Destitution de Barthélémy Dias : Ousmane Sonko face aux contradictions du pouvoir Pastef
La gestion du pouvoir par Ousmane Sonko suscite des interrogations sur ses engagements démocratiques passés. Retour sur les faits.
En politique, les idéaux proclamés en opposition résistent rarement aux exigences du pouvoir. C'est aujourd'hui Ousmane Sonko, leader du Pastef/Les Patriotes, qui en fait l'expérience. Celui qui s'était jadis illustré comme un fervent défenseur des principes démocratiques se retrouve confronté à des actes similaires à ceux qu'il condamnait.
En 2018, lors de la destitution de Khalifa Sall, maire de Dakar, Ousmane Sonko avait vivement critiqué ce qu'il considérait comme une attaque contre la volonté populaire. Il promettait alors que de telles « forfaitures » ne se reproduiraient plus. Pourtant, deux ans après son accession au pouvoir, une situation similaire surgit.
Promesses démocratiques face à la réalité du pouvoir
En mars 2022, suite à l'élection de Barthélemy Dias comme maire de Dakar, Ousmane Sonko exprimait sa détermination à mettre fin à ce qu'il appelait la confiscation du suffrage populaire. Dans un message publié sur X (anciennement Twitter), il déclarait : « La confiscation du suffrage des Sénégalais par l'incarcération de Khalifa Sall est une forfaiture qui ne se répétera plus jamais au Sénégal. » Cette posture marquait son engagement envers une gouvernance respectueuse des principes démocratiques.
Cependant, ces paroles semblent à présent contredites par les faits. Sous l'administration du Pastef, Barthélemy Dias, l'homme qu'il avait soutenu, vient de perdre son mandat de conseiller municipal. Ce renversement a surpris et suscite des interrogations profondes.
Un bilan qui suscite des interrogations
La destitution de Barthélemy Dias soulève plusieurs questions sur la capacité d'Ousmane Sonko à maintenir ses engagements. Comment expliquer un tel revirement ? Certains observateurs évoquent des pressions politiques ou une gestion peu rigoureuse des affaires municipales. D'autres y voient un signe des difficultés inhérentes à l'exercice du pouvoir.
Ousmane Sonko, autrefois chantre d'une gouvernance exemplaire, est aujourd'hui face à ses propres contradictions. Si ses actions au pouvoir continuent d'éveiller des critiques, elles ouvrent également un débat nécessaire sur la gestion des idéaux politiques dans un contexte de responsabilité gouvernementale.
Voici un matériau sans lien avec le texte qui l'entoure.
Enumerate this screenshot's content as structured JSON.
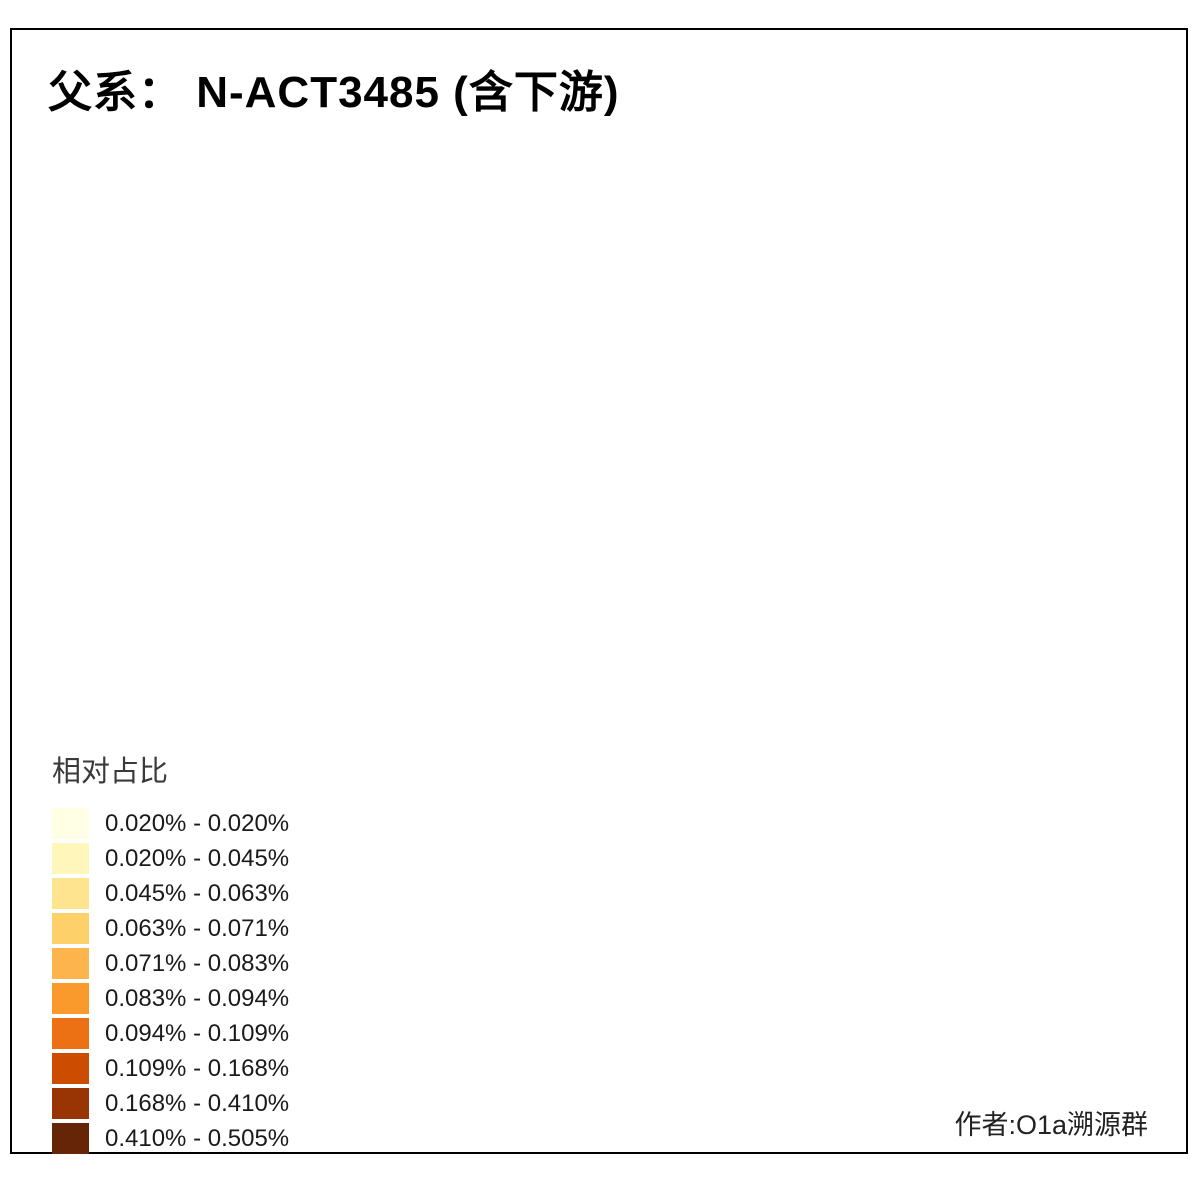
{
  "title": "父系： N-ACT3485 (含下游)",
  "attribution": "作者:O1a溯源群",
  "legend": {
    "title": "相对占比",
    "items": [
      {
        "label": "0.020% - 0.020%",
        "color": "#FFFFE5"
      },
      {
        "label": "0.020% - 0.045%",
        "color": "#FFF6BB"
      },
      {
        "label": "0.045% - 0.063%",
        "color": "#FEE48F"
      },
      {
        "label": "0.063% - 0.071%",
        "color": "#FED06A"
      },
      {
        "label": "0.071% - 0.083%",
        "color": "#FEB44C"
      },
      {
        "label": "0.083% - 0.094%",
        "color": "#FB9A2C"
      },
      {
        "label": "0.094% - 0.109%",
        "color": "#EC7014"
      },
      {
        "label": "0.109% - 0.168%",
        "color": "#CC4C02"
      },
      {
        "label": "0.168% - 0.410%",
        "color": "#993404"
      },
      {
        "label": "0.410% - 0.505%",
        "color": "#662506"
      }
    ]
  },
  "map": {
    "base_fill": "#D3D3D3",
    "border_color": "#999999",
    "highlights": [
      {
        "id": "beijing-area-1",
        "color": "#FFFFE5"
      },
      {
        "id": "beijing-area-2",
        "color": "#FFF6BB"
      },
      {
        "id": "hebei-east",
        "color": "#EC7014"
      },
      {
        "id": "shandong-peninsula",
        "color": "#FEE48F"
      },
      {
        "id": "shandong-west",
        "color": "#FB9A2C"
      },
      {
        "id": "shandong-southwest",
        "color": "#FED06A"
      },
      {
        "id": "henan-west",
        "color": "#FEE48F"
      },
      {
        "id": "jiangsu-coast",
        "color": "#FFF6BB"
      },
      {
        "id": "jiangsu-south",
        "color": "#EC7014"
      },
      {
        "id": "anhui-south",
        "color": "#FFF6BB"
      },
      {
        "id": "sichuan-west",
        "color": "#993404"
      },
      {
        "id": "sichuan-central",
        "color": "#CC4C02"
      },
      {
        "id": "yunnan-central",
        "color": "#EC7014"
      },
      {
        "id": "guizhou-north",
        "color": "#993404"
      },
      {
        "id": "guizhou-central",
        "color": "#662506"
      }
    ]
  }
}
L'avenir dira si ces épreuves permettront au Pastef de tirer des leçons ou si elles marqueront une rupture durable avec les attentes de ses partisans.
À LIRE AUSSI
- Mondial 2026 : le SIREXE accompagne les Éléphants sur la scène internationale
- DECO – BEPC résultats 2026 : tout savoir de la liste des admis
- BEPC 2026 CI : 312 041 admis en 2025, quel bilan pour cette session ?
- Taux de réussite BEPC 2026 : hausse ou recul par rapport à 2025 ?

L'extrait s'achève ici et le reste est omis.